Our analysis reveals an interesting picture (Figure 9) of the web's macroscopic structure. Most (over 90%) of the approximately 203 million nodes in our crawl form a single connected component if hyperlinks are treated as undirected edges. This connected web breaks naturally into four pieces. The first piece is a central core, all of whose pages can reach one another along directed hyperlinks -- this "giant strongly connected component" (SCC) is at the heart of the web. The second and third pieces are called IN and OUT. IN consists of pages that can reach the SCC, but cannot be reached from it - possibly new sites that people have not yet discovered and linked to. OUT consists of pages that are accessible from the SCC, but do not link back to it, such as corporate websites that contain only internal links. Finally, the TENDRILS contain pages that cannot reach the SCC, and cannot be reached from the SCC. Perhaps the most surprising fact is that the size of the SCC is relatively small -- it comprises about 56M pages. Each of the other three sets contain about 44M pages -- thus, all four sets have roughly the same size.

Quote:

We show that for randomly chosen source and destination pages, the probability that any path exists from the source to the destination is only 24%. We also show that, if a directed path exists, its average length will be about 16.

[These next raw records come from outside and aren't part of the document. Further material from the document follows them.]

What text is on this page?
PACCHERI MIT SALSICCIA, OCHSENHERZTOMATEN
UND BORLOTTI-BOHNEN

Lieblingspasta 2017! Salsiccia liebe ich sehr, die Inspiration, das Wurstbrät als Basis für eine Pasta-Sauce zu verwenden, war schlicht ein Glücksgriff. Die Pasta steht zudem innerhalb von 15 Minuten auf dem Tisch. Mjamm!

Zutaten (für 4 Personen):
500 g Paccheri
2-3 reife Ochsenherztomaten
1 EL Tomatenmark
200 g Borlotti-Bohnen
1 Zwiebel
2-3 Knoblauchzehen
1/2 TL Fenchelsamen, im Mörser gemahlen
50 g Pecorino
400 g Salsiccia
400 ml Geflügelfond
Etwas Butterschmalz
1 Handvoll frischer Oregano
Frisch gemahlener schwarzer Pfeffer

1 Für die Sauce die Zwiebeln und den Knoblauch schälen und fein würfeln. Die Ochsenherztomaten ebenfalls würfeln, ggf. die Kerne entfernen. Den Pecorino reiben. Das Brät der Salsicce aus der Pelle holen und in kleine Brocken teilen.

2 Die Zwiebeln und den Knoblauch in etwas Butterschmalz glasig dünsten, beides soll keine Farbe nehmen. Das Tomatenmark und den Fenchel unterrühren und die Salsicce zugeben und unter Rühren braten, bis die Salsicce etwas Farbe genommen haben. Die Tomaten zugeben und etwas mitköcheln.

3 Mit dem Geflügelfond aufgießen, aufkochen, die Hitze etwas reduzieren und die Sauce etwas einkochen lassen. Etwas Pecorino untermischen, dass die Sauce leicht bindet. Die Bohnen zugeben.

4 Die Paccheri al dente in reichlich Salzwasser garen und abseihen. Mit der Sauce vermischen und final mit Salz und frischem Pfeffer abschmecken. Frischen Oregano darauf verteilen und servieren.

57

When you check out the model they finally wind up with, you can see that in general, only about 50% of the web (the core and the out nodes) is connected in a way that you would be able to find it by following links, assuming you had access to the core. And even more surprising - if you didn't have a search engine at all (and had to rely only on linking to find things on the web), you would probably only be able to reach 25% of it.

The other paper I ran across is called "Searching the World Wide Web" by Steve Lawrence and C. Lee Giles, for NEC Research. This is an earlier study from 1998, so it's getting pretty out of date, but some of the statistics may still hold true. Basically they concluded that individual search engines generally only covered 3-35% of the indexable web. They don't really define what they mean by "indexable", but I think the other paper gives you some ideea of what subset of pages that might include.

Okay, so it's probably antithetical, but:
http://www.almaden.ibm.com/cs/k53/www9.final
http://www.neci.nec.com/~lawrence/science98.html